The pair also collaborated on Rhiannon’s 2019 album there is no Other, and like that album did, this new one seamlessly fuses the folk and blues traditions of Rhiannon’s home country, the Italian music of Francesco’s home country, and the Celtic folk of their current home in Ireland. But perhaps due to the influence of isolation, They’re Calling Me Home is a more bare-bones album than there is no Other. The duo said that they recorded the album with just the two of them sitting around a microphone, and that intimacy and rawness adds to its power. Some of these songs are centuries old, but this album feels urgent. The arrangements are fresh and exciting, and Rhiannon’s voice is as soaring and show-stopping as ever.

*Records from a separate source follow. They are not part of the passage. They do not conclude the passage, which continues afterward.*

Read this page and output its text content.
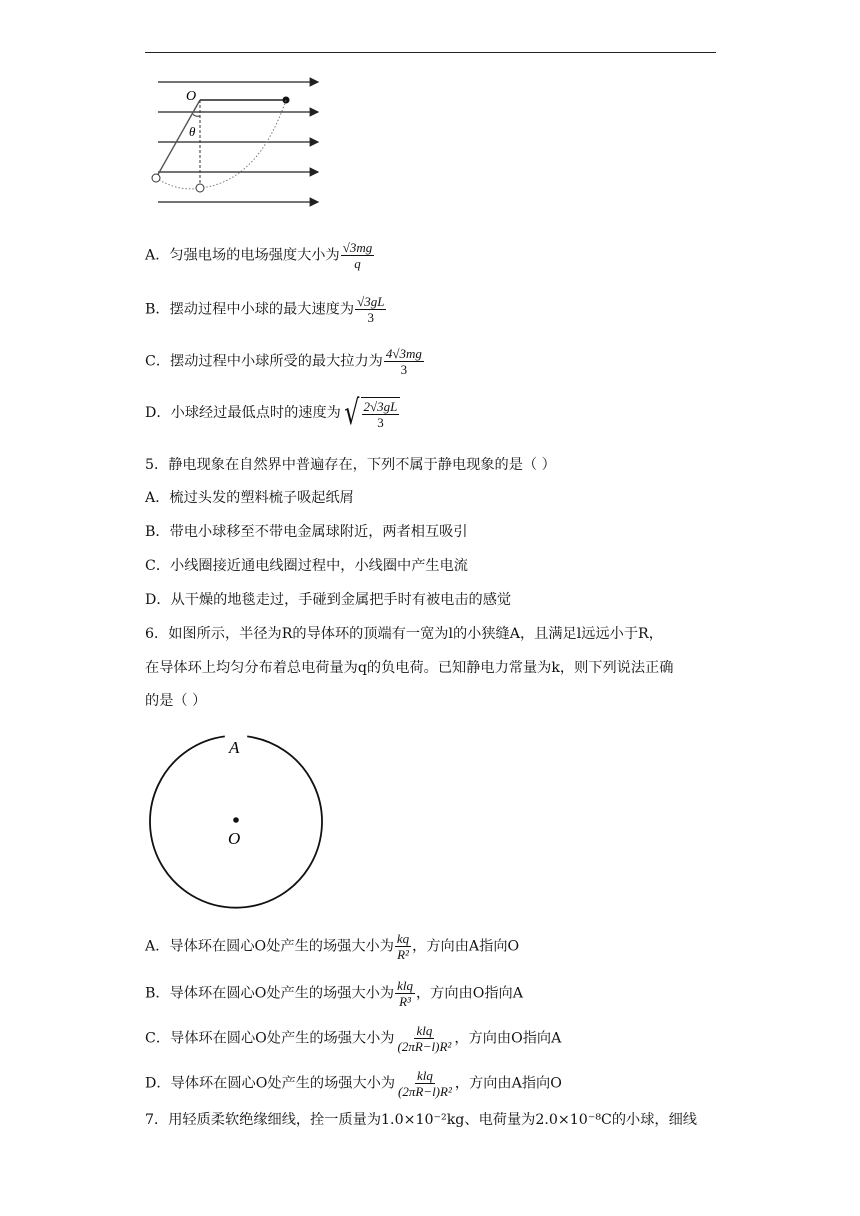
O
θ
A．匀强电场的电场强度大小为 $\frac{√3mg}{q}$
B．摆动过程中小球的最大速度为 $\frac{√3gL}{3}$
C．摆动过程中小球所受的最大拉力为 $\frac{4√3mg}{3}$
D．小球经过最低点时的速度为 √ $\frac{2√3gL}{3}$
5．静电现象在自然界中普遍存在，下列不属于静电现象的是（ ）
A．梳过头发的塑料梳子吸起纸屑
B．带电小球移至不带电金属球附近，两者相互吸引
C．小线圈接近通电线圈过程中，小线圈中产生电流
D．从干燥的地毯走过，手碰到金属把手时有被电击的感觉
6．如图所示，半径为R的导体环的顶端有一宽为l的小狭缝A，且满足l远远小于R，
在导体环上均匀分布着总电荷量为q的负电荷。已知静电力常量为k，则下列说法正确
的是（ ）
A
O
A．导体环在圆心O处产生的场强大小为 $\frac{kq}{\text{R²}}$ ，方向由A指向O
B．导体环在圆心O处产生的场强大小为 $\frac{\text{klq}}{\text{R³}}$ ，方向由O指向A
C．导体环在圆心O处产生的场强大小为 $\frac{\text{klq}}{\text{(2πR−l)R²}}$ ，方向由O指向A
D．导体环在圆心O处产生的场强大小为 $\frac{\text{klq}}{\text{(2πR−l)R²}}$ ，方向由A指向O
7．用轻质柔软绝缘细线，拴一质量为1.0×10⁻²kg、电荷量为2.0×10⁻⁸C的小球，细线
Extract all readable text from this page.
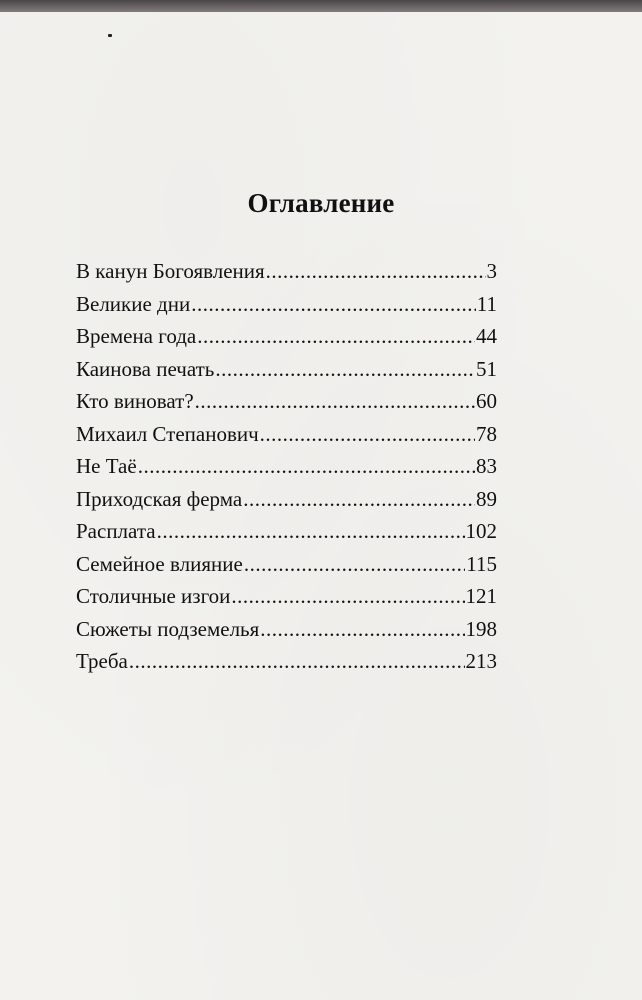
Оглавление
В канун Богоявления .....	3
Великие дни .....	11
Времена года .....	44
Каинова печать .....	51
Кто виноват? .....	60
Михаил Степанович .....	78
Не Таё .....	83
Приходская ферма .....	89
Расплата .....	102
Семейное влияние .....	115
Столичные изгои .....	121
Сюжеты подземелья .....	198
Треба .....	213
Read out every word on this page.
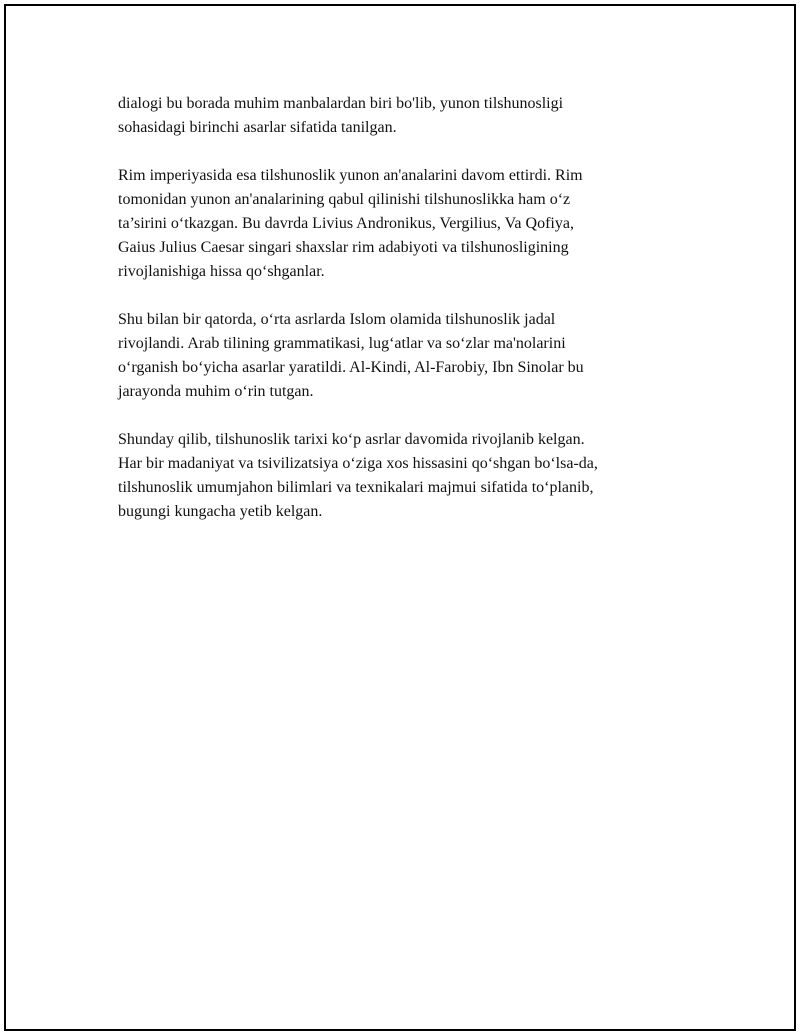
dialogi bu borada muhim manbalardan biri bo'lib, yunon tilshunosligi
sohasidagi birinchi asarlar sifatida tanilgan.

Rim imperiyasida esa tilshunoslik yunon an'analarini davom ettirdi. Rim
tomonidan yunon an'analarining qabul qilinishi tilshunoslikka ham o‘z
ta’sirini o‘tkazgan. Bu davrda Livius Andronikus, Vergilius, Va Qofiya,
Gaius Julius Caesar singari shaxslar rim adabiyoti va tilshunosligining
rivojlanishiga hissa qo‘shganlar.

Shu bilan bir qatorda, o‘rta asrlarda Islom olamida tilshunoslik jadal
rivojlandi. Arab tilining grammatikasi, lug‘atlar va so‘zlar ma'nolarini
o‘rganish bo‘yicha asarlar yaratildi. Al-Kindi, Al-Farobiy, Ibn Sinolar bu
jarayonda muhim o‘rin tutgan.

Shunday qilib, tilshunoslik tarixi ko‘p asrlar davomida rivojlanib kelgan.
Har bir madaniyat va tsivilizatsiya o‘ziga xos hissasini qo‘shgan bo‘lsa-da,
tilshunoslik umumjahon bilimlari va texnikalari majmui sifatida to‘planib,
bugungi kungacha yetib kelgan.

Matthew E. White & Lonnie Holley – Broken Mirror: A Selfie Reflection
Spacebomb/Jagjaguwar
Lonnie Holley is a 71-year-old outsider artist and sculptor who entered the world of recorded music in his ’60s and quickly became embraced by indie/alternative rock artists like Bon Iver, Deerhunter, Bill Callahan, David Byrne, Xiu Xiu, and more. He recently added a new name to that list: singer/songwriter, producer, and Spacebomb Records founder Matthew E. White. As the story behind their new collaborative album Broken Mirror: A Selfie Reflection goes, in 2018 Matthew had recorded some improvisational instrumentals — pieces that were much less structured than his usual material — but shelved them. Finally, after playing a concert with Lonnie about a year later, Matthew showed Lonnie the material, and “when [Lonnie] liked something, he’d consult a notebook overflowing with lyrical conceits, then sing complete first takes to music he’d never heard.” It ended up sounding as good in execution as it does on paper. Matthew’s instrumentals turned out to be the perfect fit for Lonnie’s usual improvisational style, and these five pieces — four of which are fairly lengthy — make for a hypnotic, stream-of-consciousness trip. It’s music that manages to simultaneously feel formless and direct.